The device, known as ‘rectenna’ – combination of rectifying antenna is a type of antenna that converts electromagnetic energy into direct current (DC). The device uses a radio-frequency antenna to capture electromagnetic waves, like those produced by Wi-Fi, as alternating current (AC) waveforms.
These waveforms are then sent to 2D semiconductor that converts them into DC, producing about 40 microwatts from about 150 microwatts of Wi-Fi power. This much energy is enough to power small wearables, or medical electronic devices, eliminating the need for batteries.

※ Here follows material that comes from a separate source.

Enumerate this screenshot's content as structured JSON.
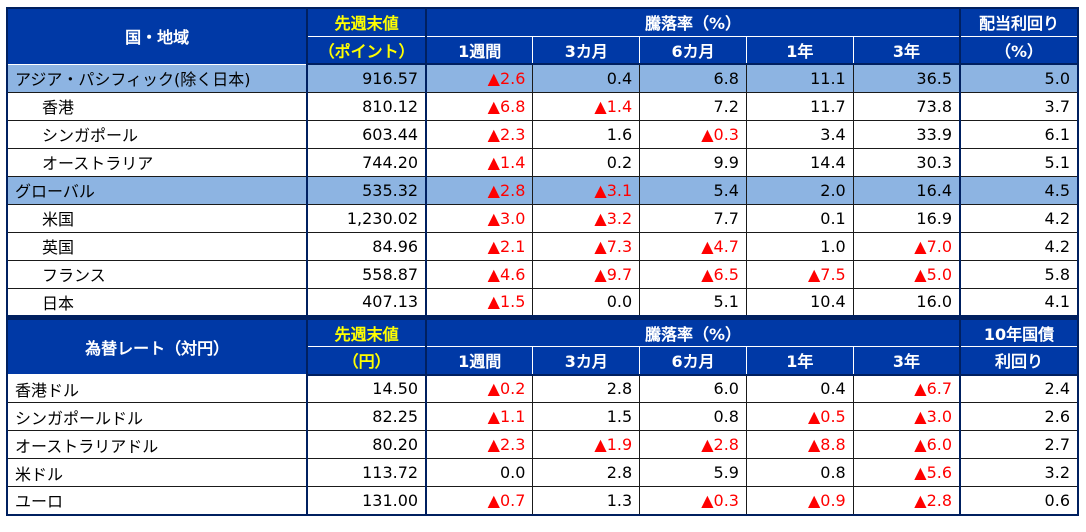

Due to the device being flexible, the rectenna can be deployed over large areas akin to wallpaper, or used in small, portable devices like flexible smartphones. The device could even be used in medical implants and swallow-able sensors.
“Ideally you don’t want to use batteries to power these systems, because if they leak lithium, the patient could die. It is much better to harvest energy from the environment to power up these small labs inside the body and communicate data to external computers,” said engineer Jesus Grajal.
Moreover, the rectenna also relatively costs lower at larger scales and hence can be used for much bigger applications. “We have come up with a new way to power the electronics systems of the future by harvesting Wi-Fi energy in a way that’s easily integrated in large areas to bring intelligence to every object around us,” said engineer Tomás Palacios.